У меня будто земля под ногами горела. Картина дала трещину, и чтобы ее заделать, нужно было срочно понять, как способны совмещаться эти благородные вазы и редкостные гравюры с бесстыдным цинизмом ругательств и искаженными злобой и ненавистью, с потерявшими все человеческие интонации голосами. И вдруг у меня возникла дикая мысль: а может, это не Леоненки вовсе, а какие-то чудища, проникшие в дом в их отсутствие? Я вглядывался в дверной проем, но никого не видел. И вдруг там кто-то появился, и это было именно чудище! Существо имело тело ящерицы и маленькую черную головку с большой седой бородой – гибрид колдуна Черномора и сказочного дракона. Меня охватил такой страх, какой испытываешь только в кошмарном сне.

Слегка придя в себя, я тихо попятился и присел где-то на террасу. Когда Бэлла увидела мое лицо, ее глаза округлились.

– Что с тобой? Где пластинки?

– Чего-то я не нашел их там. Пойди принеси сама.

Она пошла в дом. А я… Я сделал то же самое, что сделал Хаджи-Мурат, когда Гамзат резал его молочных братьев: не выдержал испуга и убежал. […]

Из кухонного окна раздается притворно строгий голос бабушки:

– А ну-ка иди сюда, посмотрим, как твой насморк!

Вот я и услыхал ту самую ноту. Неужели она могла сохраниться в моей памяти с тех давних пор? И иметь надо мной такую власть, что я именно по ней выверял в конечном счете все остальное? Странно – могло ведь показаться, что я ее совсем позабыл! Но нет, ошибки быть не может: вспомнив этот голос и эти интонации, я отчетливо вижу, что тут и есть исток. Только эта нота не подведет и не обманет. Иди за ней, как за Вифлеемской звездой, – и минуешь все ямы и капканы. Доверься ей – и грубыми фальшивками покажутся тебе все ложные ориентиры, совлекающие в сторону от единственно верного пути. И все-таки я обращался к ней очень редко – лишь в самые ответственные моменты жизни. Только тогда, когда инстинкт самосохранения заставлял меня воспользоваться именно ею, а не чем-нибудь другим. Почему же не чаше?
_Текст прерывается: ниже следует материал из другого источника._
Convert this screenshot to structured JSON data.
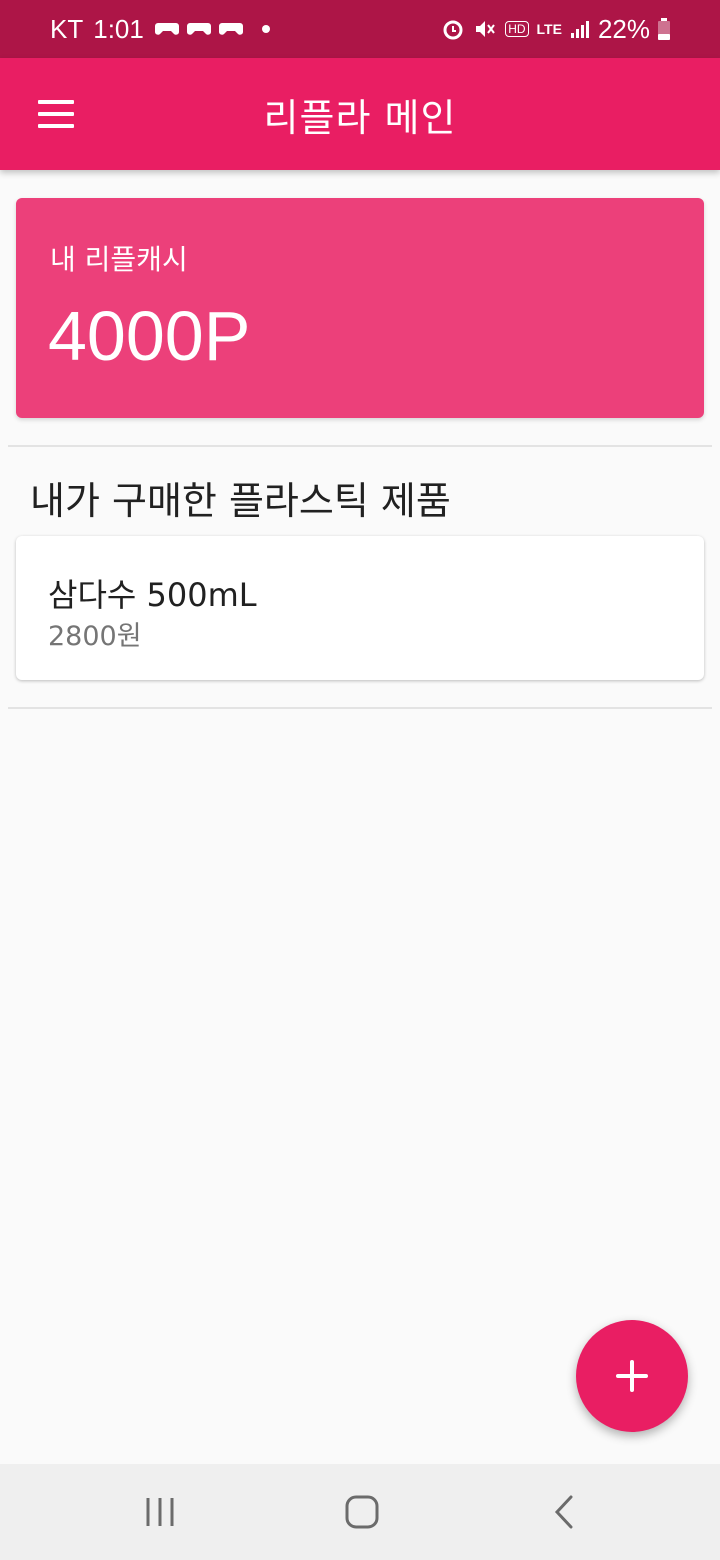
{
  "status_bar": {
    "carrier": "KT",
    "time": "1:01",
    "lte": "LTE",
    "hd": "HD",
    "battery": "22%"
  },
  "app_bar": {
    "title": "리플라 메인"
  },
  "cash_card": {
    "label": "내 리플캐시",
    "amount": "4000P"
  },
  "section": {
    "title": "내가 구매한 플라스틱 제품"
  },
  "products": [
    {
      "name": "삼다수 500mL",
      "price": "2800원"
    }
  ],
  "colors": {
    "primary": "#e91e63",
    "primary_dark": "#ad1547",
    "card": "#ec407a"
  },
  "icons": {
    "menu": "hamburger-menu-icon",
    "fab": "add-icon",
    "nav_recent": "recent-apps-icon",
    "nav_home": "home-icon",
    "nav_back": "back-icon"
  }
}
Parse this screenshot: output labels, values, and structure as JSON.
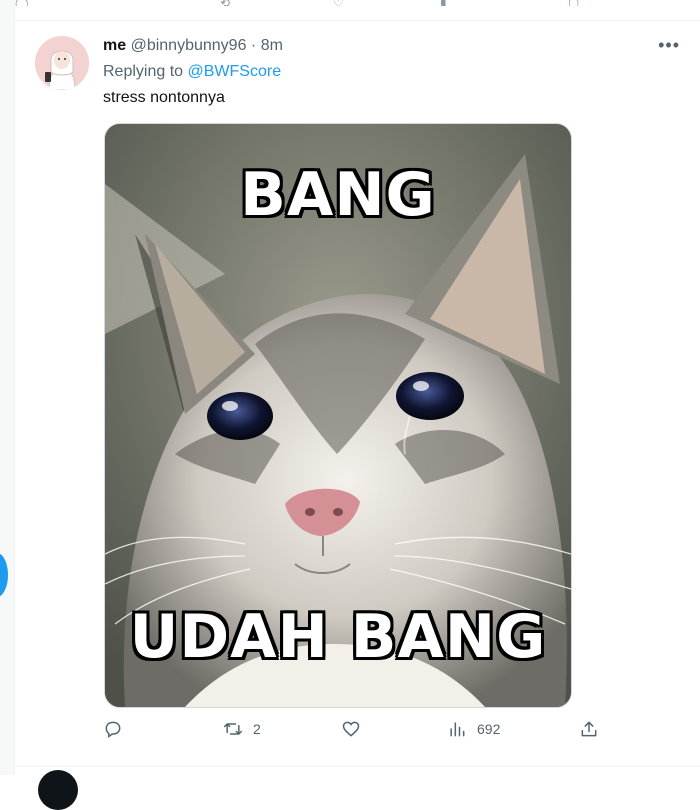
{
  "tweet": {
    "name": "me",
    "handle": "@binnybunny96",
    "separator": "·",
    "time": "8m",
    "replying_prefix": "Replying to ",
    "replying_to": "@BWFScore",
    "text": "stress nontonnya",
    "more_icon": "more-icon",
    "image": {
      "top_text": "BANG",
      "bottom_text": "UDAH BANG"
    },
    "actions": {
      "reply_count": "",
      "retweet_count": "2",
      "like_count": "",
      "views_count": "692"
    }
  },
  "colors": {
    "accent": "#1d9bf0",
    "muted": "#536471",
    "text": "#0f1419"
  }
}
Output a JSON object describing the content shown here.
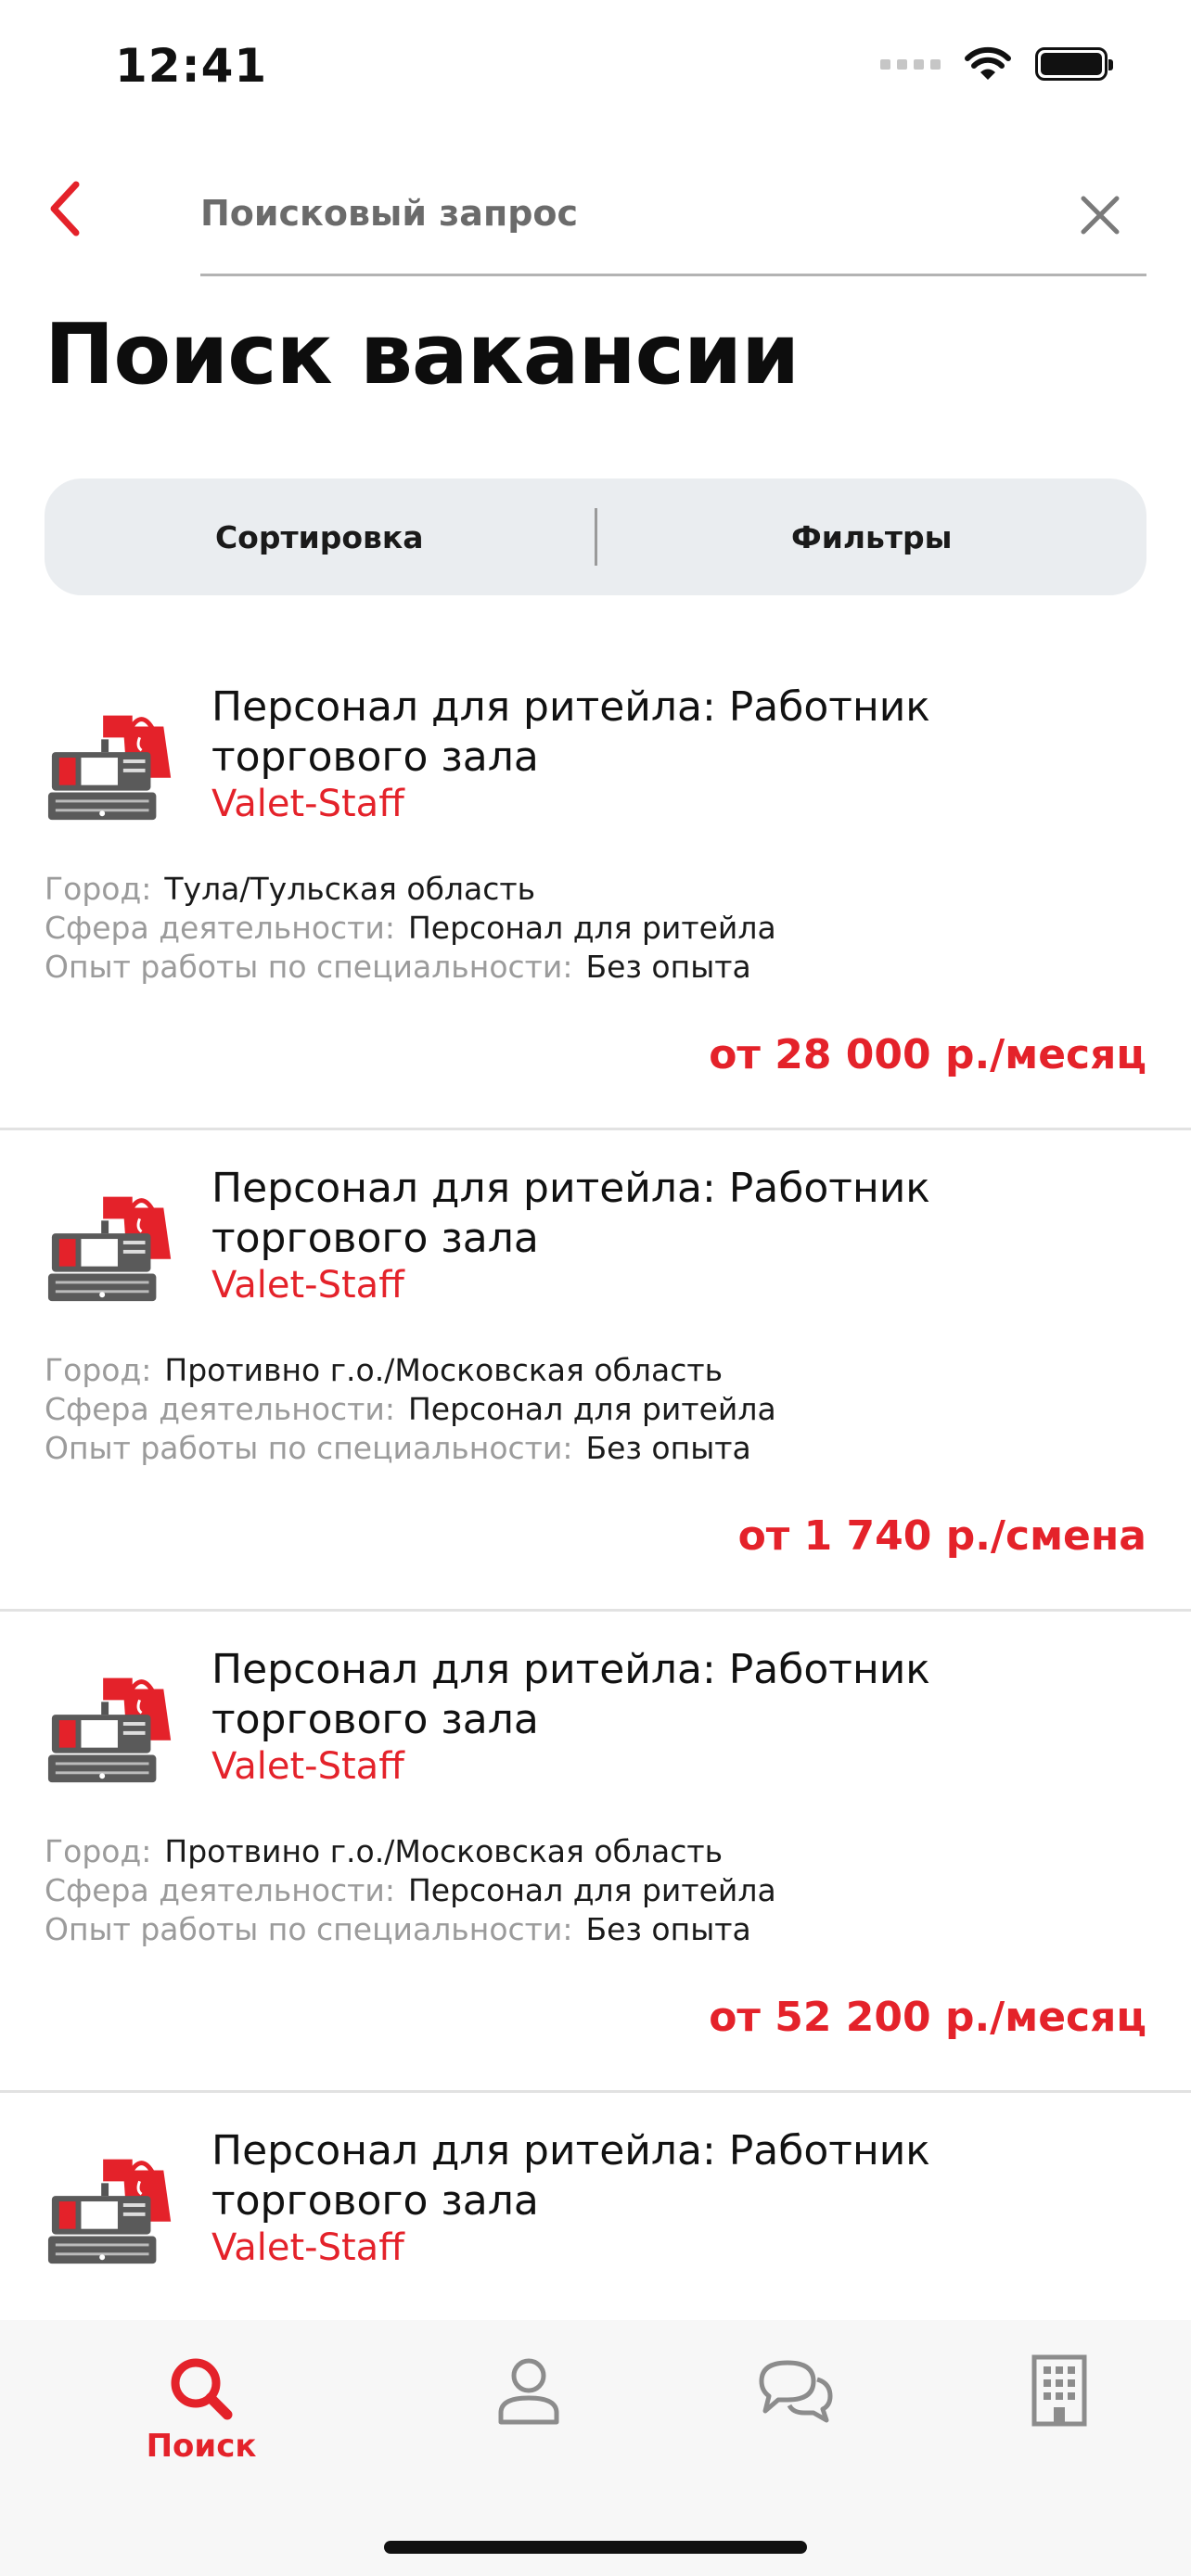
{
  "status_bar": {
    "time": "12:41"
  },
  "search": {
    "placeholder": "Поисковый запрос",
    "value": ""
  },
  "page": {
    "title": "Поиск вакансии"
  },
  "controls": {
    "sort_label": "Сортировка",
    "filter_label": "Фильтры"
  },
  "labels": {
    "city": "Город:",
    "sphere": "Сфера деятельности:",
    "experience": "Опыт работы по специальности:"
  },
  "jobs": [
    {
      "title": "Персонал для ритейла: Работник торгового зала",
      "company": "Valet-Staff",
      "city": "Тула/Тульская область",
      "sphere": "Персонал для ритейла",
      "experience": "Без опыта",
      "salary": "от 28 000 р./месяц"
    },
    {
      "title": "Персонал для ритейла: Работник торгового зала",
      "company": "Valet-Staff",
      "city": "Противно г.о./Московская область",
      "sphere": "Персонал для ритейла",
      "experience": "Без опыта",
      "salary": "от 1 740 р./смена"
    },
    {
      "title": "Персонал для ритейла: Работник торгового зала",
      "company": "Valet-Staff",
      "city": "Протвино г.о./Московская область",
      "sphere": "Персонал для ритейла",
      "experience": "Без опыта",
      "salary": "от 52 200 р./месяц"
    },
    {
      "title": "Персонал для ритейла: Работник торгового зала",
      "company": "Valet-Staff",
      "city": "",
      "sphere": "",
      "experience": "",
      "salary": ""
    }
  ],
  "tab_bar": {
    "tabs": [
      {
        "label": "Поиск",
        "icon": "search-icon",
        "active": true
      },
      {
        "label": "",
        "icon": "profile-icon",
        "active": false
      },
      {
        "label": "",
        "icon": "chat-icon",
        "active": false
      },
      {
        "label": "",
        "icon": "building-icon",
        "active": false
      }
    ]
  },
  "colors": {
    "accent": "#e4222a",
    "segment_bg": "#eaedf0",
    "icon_gray": "#8c8c8c"
  }
}
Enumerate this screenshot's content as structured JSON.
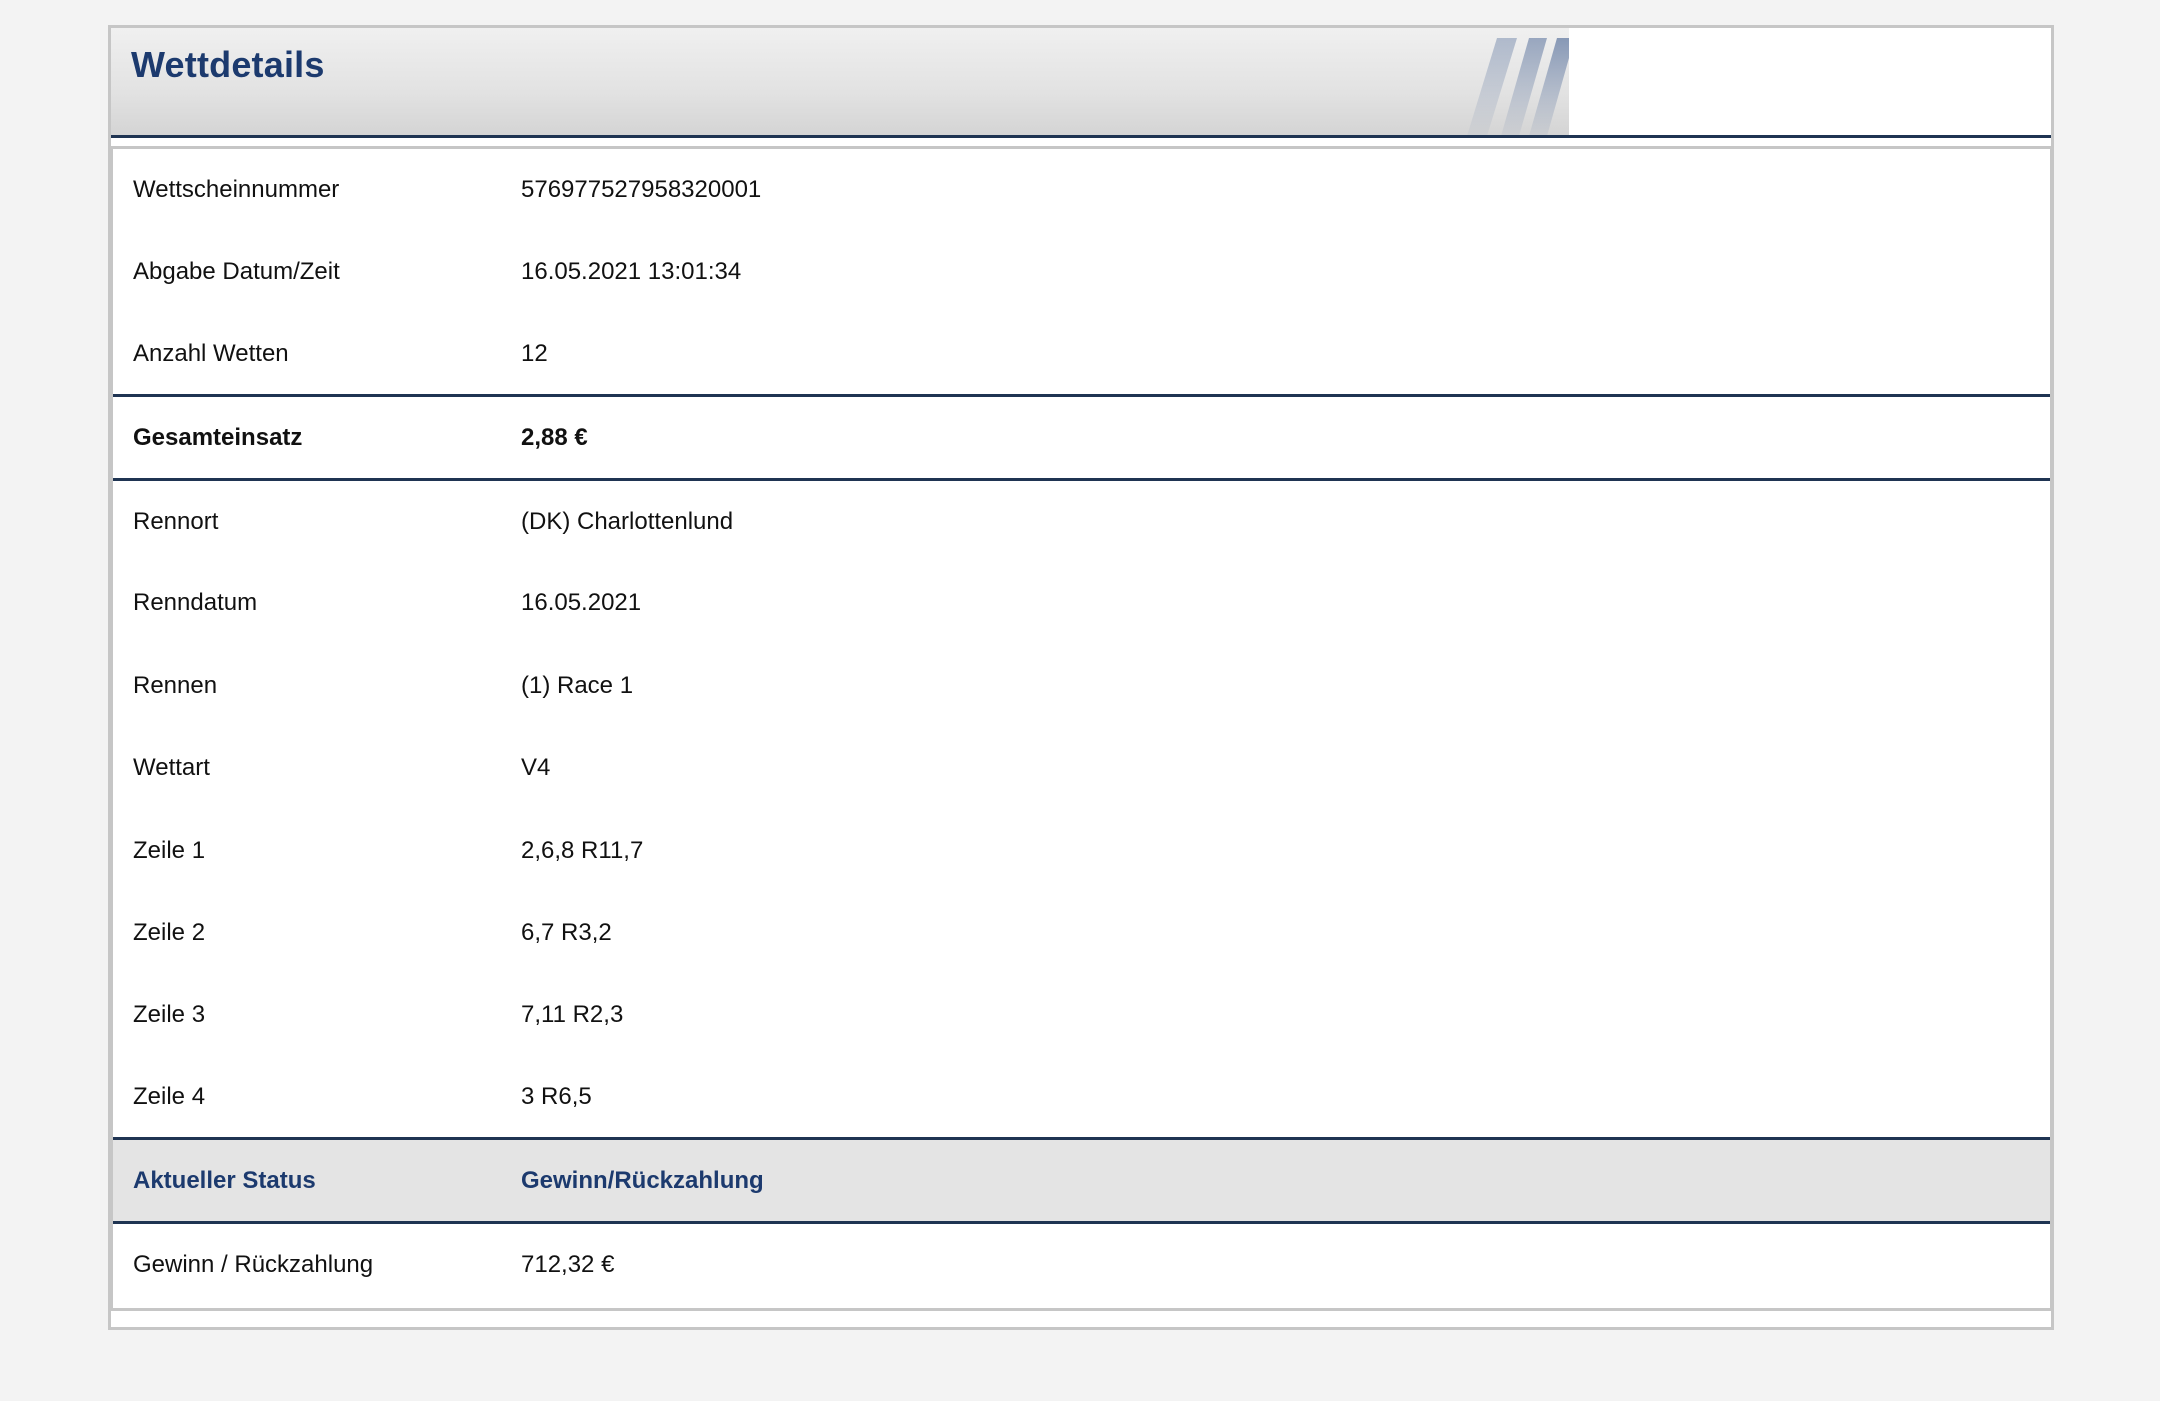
{
  "header": {
    "title": "Wettdetails"
  },
  "ticket": {
    "rows": [
      {
        "label": "Wettscheinnummer",
        "value": "576977527958320001"
      },
      {
        "label": "Abgabe Datum/Zeit",
        "value": "16.05.2021 13:01:34"
      },
      {
        "label": "Anzahl Wetten",
        "value": "12"
      }
    ],
    "total": {
      "label": "Gesamteinsatz",
      "value": "2,88 €"
    }
  },
  "race": {
    "rows": [
      {
        "label": "Rennort",
        "value": "(DK) Charlottenlund"
      },
      {
        "label": "Renndatum",
        "value": "16.05.2021"
      },
      {
        "label": "Rennen",
        "value": "(1) Race 1"
      },
      {
        "label": "Wettart",
        "value": "V4"
      },
      {
        "label": "Zeile 1",
        "value": "2,6,8 R11,7"
      },
      {
        "label": "Zeile 2",
        "value": "6,7 R3,2"
      },
      {
        "label": "Zeile 3",
        "value": "7,11 R2,3"
      },
      {
        "label": "Zeile 4",
        "value": "3 R6,5"
      }
    ]
  },
  "status": {
    "header_label": "Aktueller Status",
    "header_value": "Gewinn/Rückzahlung",
    "row": {
      "label": "Gewinn / Rückzahlung",
      "value": "712,32 €"
    }
  },
  "colors": {
    "title": "#1c3a6e",
    "rule": "#1f3452",
    "status_bg": "#e4e4e4",
    "page_bg": "#f3f3f3"
  }
}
Кажется, я знаю почему. Дело в том, что эта нота обладает одной удивительной особенностью: она всегда звучит очень тихо.

Вспоминая свою жизнь, умиравший от рака Иван Ильич Головин охотнее всего останавливался мыслью на самом ее начале. «Одна за другой ему представлялись картины его прошедшего. Начиналось всегда с ближайшего по времени события и сводилось к самому отдаленному, к детству… И опять тут же, вместе с этим ходом воспоминания у него в душе шел другой ход воспоминаний – о том, как усиливалась и росла его болезнь. То же, что дальше назад, то больше было жизни. Больше было и добра в жизни, и больше было и самой жизни… Одна точка светлая там, позади, в начале жизни, а потом все чернее и чернее».

Я пока, слава Богу, не болен раком, а вспоминать и оценивать свою жизнь мне все равно пора: возраст подсказывает. И я вспоминаю. Но в отличие от Ивана Ильича я чаще всего задумываюсь как раз над зрелыми годами. Я вглядываюсь в них не потому, что они мне приятны. Наоборот, они всегда вызывают мое отвращение. Но я чувствую, что мне необходимо понять: как можно было столько лет гнить так пошло и мерзко? И вот, кажется, начинаю понимать. Потому жил я гадко, вечно был в нетерпении, спешке и суете, а поэтому недосуг мне было обращать внимание на тихий звук заветного камертона. И только когда над моей душой нависала смертельная опасность и, чувствуя это, она сжималась и цепенела, в наступившей тишине явственно раздавалась нежная мелодия, и не вслушиваться в нее было уже невозможно.